Association President Larry Perrone asked if the budget surplus would be carried over to the books of the current fiscal year.

“If we don’t do anything from an accounting point of view, this money, this profit, will go into retained earnings,” he said.

The surplus for the last fiscal year, among other things, will help zero out the $ 165,000 left over from the previous operating deficit.

“It goes to the same expense and will change this situation for the better,” he said.

Perrone said that despite some financial difficulties, one bright spot is guaranteed.

“The good news is that the deficit that we have worked with over the past few years has now been eliminated,” he said.

Viola said that despite the positive budget deviations recorded in the 20/21 fiscal year, all PPP funds were used to calculate payroll.

“We adhered to it 100 percent,” he said. “We do have a surplus, but it was also formed because we cut costs.”

The decline in the supply of consumer services also contributed to over-budgeting.

“We couldn’t do certain things because of the covid,” he said.

Viola explained the solid financial base with operational concerns, while noting that the PPP funds were channeled in strict accordance with SBA guidelines.

“If we hadn’t done this, it would not have been forgiven,” he said.

The positive financial trend was softened somewhat in April, when at the end of the month the figures reflected revenue ahead of budget by $ 148,000, but expenditures were $ 202,000 above projections to close the estimate by $ 54,000.

Losses for April included approximately $ 48,000 in golf operations.

Viola said $ 40,000 for chemicals and lawn care, originally scheduled for May, has been pushed forward on the advice of, of course, Superintendent Justin Hartshorne.

Hartshoorn said soil temperature affects application time.

“We had a budget for May, but in the end the weather was favorable in April,” he said. “This is not the window you want to miss.”

Viola also stressed that the total renovation work, which will be completed in April, will be around $ 35,000, according to forecasts.

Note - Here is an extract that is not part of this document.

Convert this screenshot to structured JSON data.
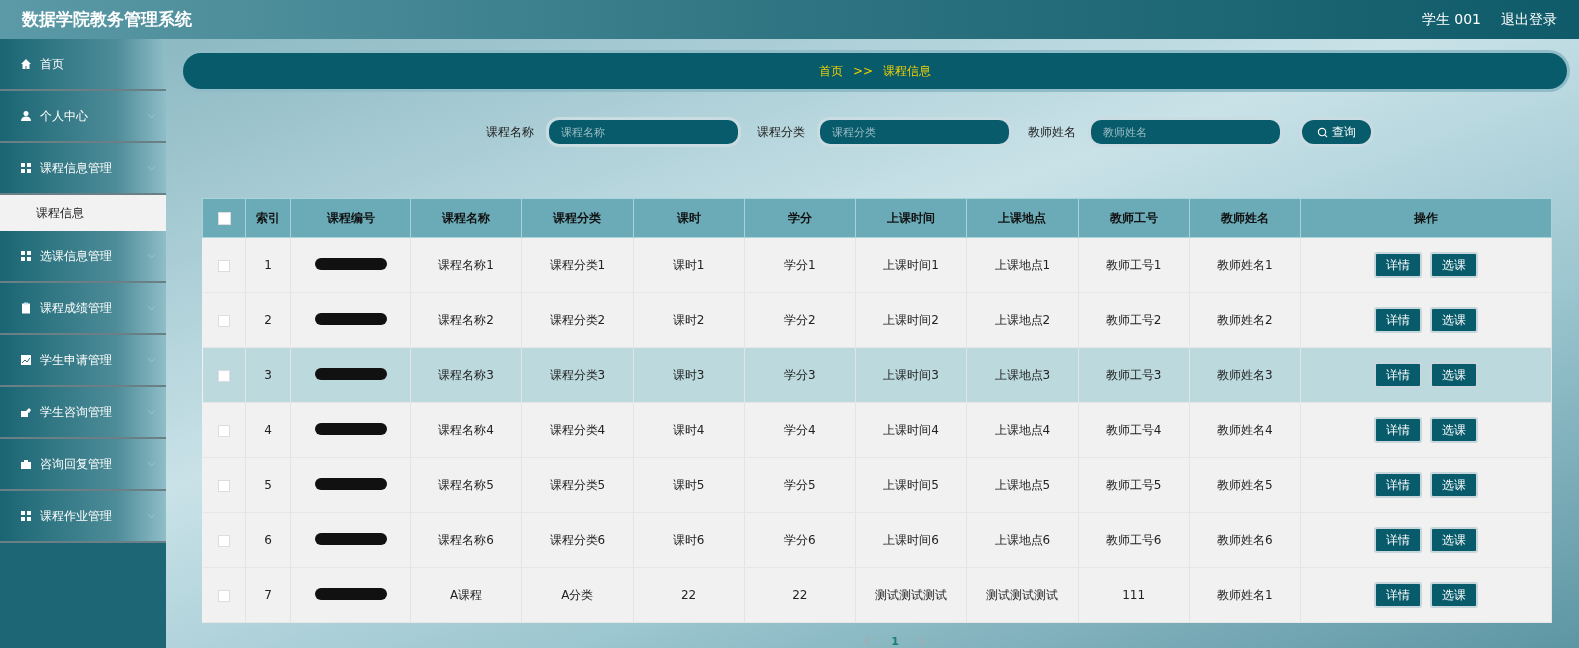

“We’ve done a lot of pending maintenance work that hasn’t been done at the Rocket Sports Center for a long time,” he said.

Looking at the numbers from the beginning of the year to April, which closes fiscal 20/21, the unaudited figures show a $ 370,000 over-budget and $ 905,000 over-budget, with a positive variance of $ 1.275 million.

In addition to PPP funding, the association also received $ 125,000 under the CARES Act, with food contractor Matt Ortt Companies receiving about $ 275,000 in coronavirus aid, which Viola said is about $ 1.5 million. dollars.

“If we hadn’t received any of the $ 1.5 million … we would have lost $ 250,000,” he said.

Briefly about the current fiscal year, Viola said that the monthly budget figures for May this year should be favorable.

“We’ve had record applications or payments for membership across the board,” he said. “The trends are higher than two years ago, but some of them should be started early.”

In addition to growing traffic to golf courses, a racquet sports center and swimming pools, Matt Ortt’s companies reported recent banquet orders worth nearly $ 500,000.